Recently, Gallup and Mark Blumenthal at Huffington Post have tried to examine the issue. For people interested in this subject, I highly recommend Mark Blumenthal’s whole article on the many ways pollsters determine who is likely to vote. The short answer is that there is no one correct method; it is part art and part science.
Some pollsters use a few of these methods, some use nearly all, so there are probably as many likely voter “models” out there as there are pollsters.
The tools that pollsters apply also reflects a philosophical difference I have written about before: Most national media pollsters, especially those that apply the classic Gallup index-and-cutoff model, are wary of making a priori judgments about the demographics or attitudes of the likely electorate.

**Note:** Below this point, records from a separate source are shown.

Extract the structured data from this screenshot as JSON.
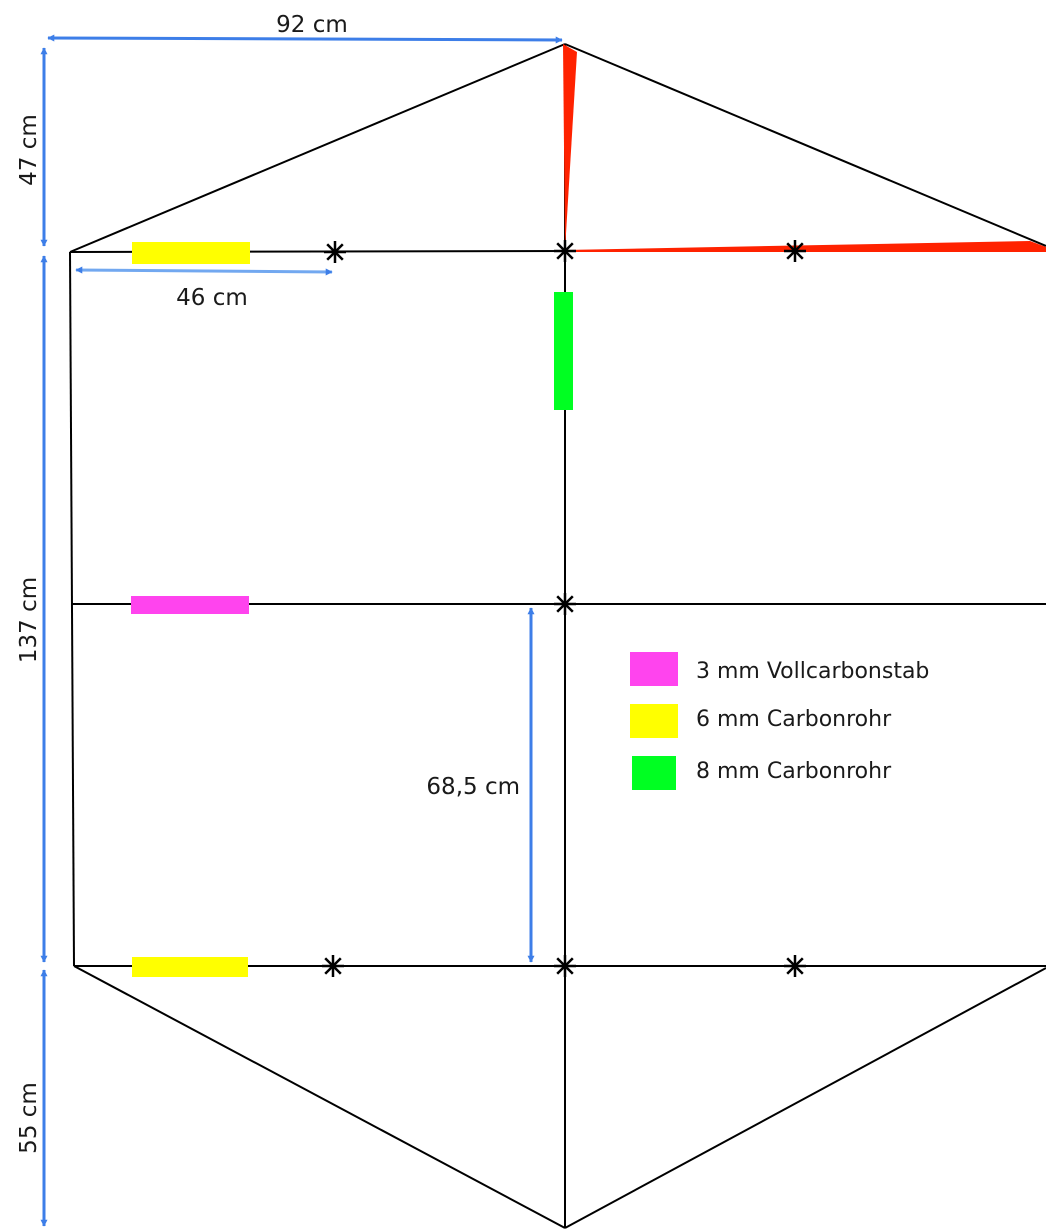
{
  "diagram": {
    "dimensions": {
      "top_width": "92 cm",
      "top_height": "47 cm",
      "half_spar": "46 cm",
      "body_height": "137 cm",
      "half_body": "68,5 cm",
      "bottom_height": "55 cm"
    },
    "legend": [
      {
        "label": "3 mm Vollcarbonstab",
        "color": "#ff44ee"
      },
      {
        "label": "6 mm Carbonrohr",
        "color": "#ffff00"
      },
      {
        "label": "8 mm Carbonrohr",
        "color": "#00ff22"
      }
    ],
    "colors": {
      "frame_line": "#000000",
      "dimension_arrow": "#3d7ee8",
      "dimension_arrow_light": "#72a8f0",
      "red_taper": "#ff2200"
    }
  }
}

They prefer to set up a theoretically-objective mechanism to determine what a likely voter is and trust it to determine the demographics and partisan balance of their sample.
On the other hand, most (but not all) campaign pollsters — those who (like me in a former life) conduct surveys on behalf of political campaigns — have grown comfortable about drawing on data from other sources and applying their own judgment about the demographics and even the party identification of the likely electorate.
All of these factors help explain why different polls that all theoretically measure the same “likely” electorate can produce very different results.
Gallup recently explained how their method for determining likely voters has resulted in more favorable numbers for Republicans. It is mainly because they are projecting self-described conservatives will make up a historically large percentage of the overall electorate. At this point, Gallup estimates 54 percent of voters will be conservatives. In comparison, in 2002 and 2006, only 42 percent of voters were conservatives. From Gallup:
Likely voters skew more conservative this year partly because the underlying population has become slightly more conservative. According to Gallup’s Sept. 23-Oct. 3 poll, 40% of national adults are conservative, up from 37% in Gallup’s final 2006 pre-election survey, and 34% in 1994. However, conservatives also appear more activated to vote this year relative to moderates and liberals, thus sharply expanding their segment of the likely voter pie.
Of course, in the end, a vote cast by a very engaged individual counts same as a vote from a relatively disinterested. How much the enthusiasm gap will translate into a turnout gap and how successfully the Democrats’ field operation can drag disengaged supporters to the polls are the two, big, unanswered questions on which the accuracy of the poll results will depend.